Tra petizioni, iniziative mediatiche e formule ambigue, si sta scivolando da una presunta “resistenza” a una legittimazione di fatto dell’usurpazione. Non tutto ciò che appare lotta per la verità lo è davvero. E non ogni firma difende la Chiesa.

È francamente incredibile assistere, ancora una volta, ai giochi di prestigio mediatici di Andrea Cionci: raccolte di firme, iniziative “procedurali”, appelli ridondanti che, al netto delle parole, finiscono sempre nello stesso punto. Un punto gravissimo. Quello di rivolgersi al capo dell’attuale struttura usurpante chiamandolo, senza esitazione, “Sua Santità”.
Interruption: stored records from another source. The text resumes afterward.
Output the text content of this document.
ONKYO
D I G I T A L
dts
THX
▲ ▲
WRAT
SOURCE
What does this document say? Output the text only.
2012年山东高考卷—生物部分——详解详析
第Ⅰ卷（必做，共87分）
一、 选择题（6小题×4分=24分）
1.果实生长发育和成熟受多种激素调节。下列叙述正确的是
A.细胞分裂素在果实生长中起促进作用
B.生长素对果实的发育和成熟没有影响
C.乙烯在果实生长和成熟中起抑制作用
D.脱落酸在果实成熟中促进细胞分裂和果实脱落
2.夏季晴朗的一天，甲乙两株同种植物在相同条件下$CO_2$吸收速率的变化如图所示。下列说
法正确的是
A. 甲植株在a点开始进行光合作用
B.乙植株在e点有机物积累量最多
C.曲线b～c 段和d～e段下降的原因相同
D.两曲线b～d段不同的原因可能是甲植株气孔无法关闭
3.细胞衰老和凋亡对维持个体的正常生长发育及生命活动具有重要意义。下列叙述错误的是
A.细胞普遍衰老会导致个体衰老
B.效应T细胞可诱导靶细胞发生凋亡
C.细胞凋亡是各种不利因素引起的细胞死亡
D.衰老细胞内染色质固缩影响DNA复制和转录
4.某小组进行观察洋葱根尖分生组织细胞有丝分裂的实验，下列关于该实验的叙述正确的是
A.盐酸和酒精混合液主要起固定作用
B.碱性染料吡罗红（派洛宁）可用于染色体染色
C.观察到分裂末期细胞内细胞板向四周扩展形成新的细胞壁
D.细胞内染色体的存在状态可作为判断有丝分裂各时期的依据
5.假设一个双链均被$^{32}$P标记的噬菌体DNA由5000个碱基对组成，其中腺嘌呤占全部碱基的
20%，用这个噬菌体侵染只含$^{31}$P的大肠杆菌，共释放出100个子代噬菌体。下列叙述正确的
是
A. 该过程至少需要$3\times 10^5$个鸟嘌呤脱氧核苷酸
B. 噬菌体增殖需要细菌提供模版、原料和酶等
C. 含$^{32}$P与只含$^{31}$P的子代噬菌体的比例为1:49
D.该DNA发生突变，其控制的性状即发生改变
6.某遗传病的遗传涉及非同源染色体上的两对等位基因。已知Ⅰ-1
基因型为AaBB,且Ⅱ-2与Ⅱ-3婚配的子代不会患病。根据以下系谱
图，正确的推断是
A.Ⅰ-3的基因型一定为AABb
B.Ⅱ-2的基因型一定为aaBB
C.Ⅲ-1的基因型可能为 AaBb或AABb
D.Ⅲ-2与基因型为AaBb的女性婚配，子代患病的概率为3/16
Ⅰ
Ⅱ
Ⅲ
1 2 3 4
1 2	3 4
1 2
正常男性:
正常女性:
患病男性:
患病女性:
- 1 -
Questo non è un dettaglio. È il cuore del problema.

Da anni si ripete lo stesso copione: si promette chiarezza, si invoca un “processo”, si alimenta l’illusione che basti una pressione numerica o una procedura amministrativa per risolvere una questione che è, prima di tutto, dottrinale e soprannaturale. Il risultato è sempre identico: nessuna verità proclamata, nessuna rottura reale con l’inganno, e una progressiva normalizzazione dell’usurpazione.

Il linguaggio tradisce l’intenzione. Chi chiama “Sua Santità” chi non lo è, sta già concedendo ciò che dice di voler mettere in discussione. È una contraddizione insanabile. Non si può, nello stesso gesto, denunciare un problema di legittimità e allo stesso tempo riconoscere l’autorità che si pretende di contestare.

Queste iniziative, presentate come audaci, finiscono per essere perfettamente innocue per il sistema. Anzi: lo rafforzano. Perché canalizzano il dissenso verso binari sterili, controllati, ripetitivi. Danno l’illusione dell’azione mentre disinnescano la vera resistenza.

La verità non nasce da una petizione. Non si vota. Non si negozia. Non si ottiene per accumulo di firme. La verità si proclama, anche quando costa. Soprattutto quando costa.

Il Popolo fedele non ha bisogno di nuovi moduli da compilare. Ha bisogno di chiarezza, di coraggio, di una presa di posizione netta che chiami le cose con il loro nome. Ha bisogno di uscire dalla logica del “forse”, del “vedremo”, del “procediamo”.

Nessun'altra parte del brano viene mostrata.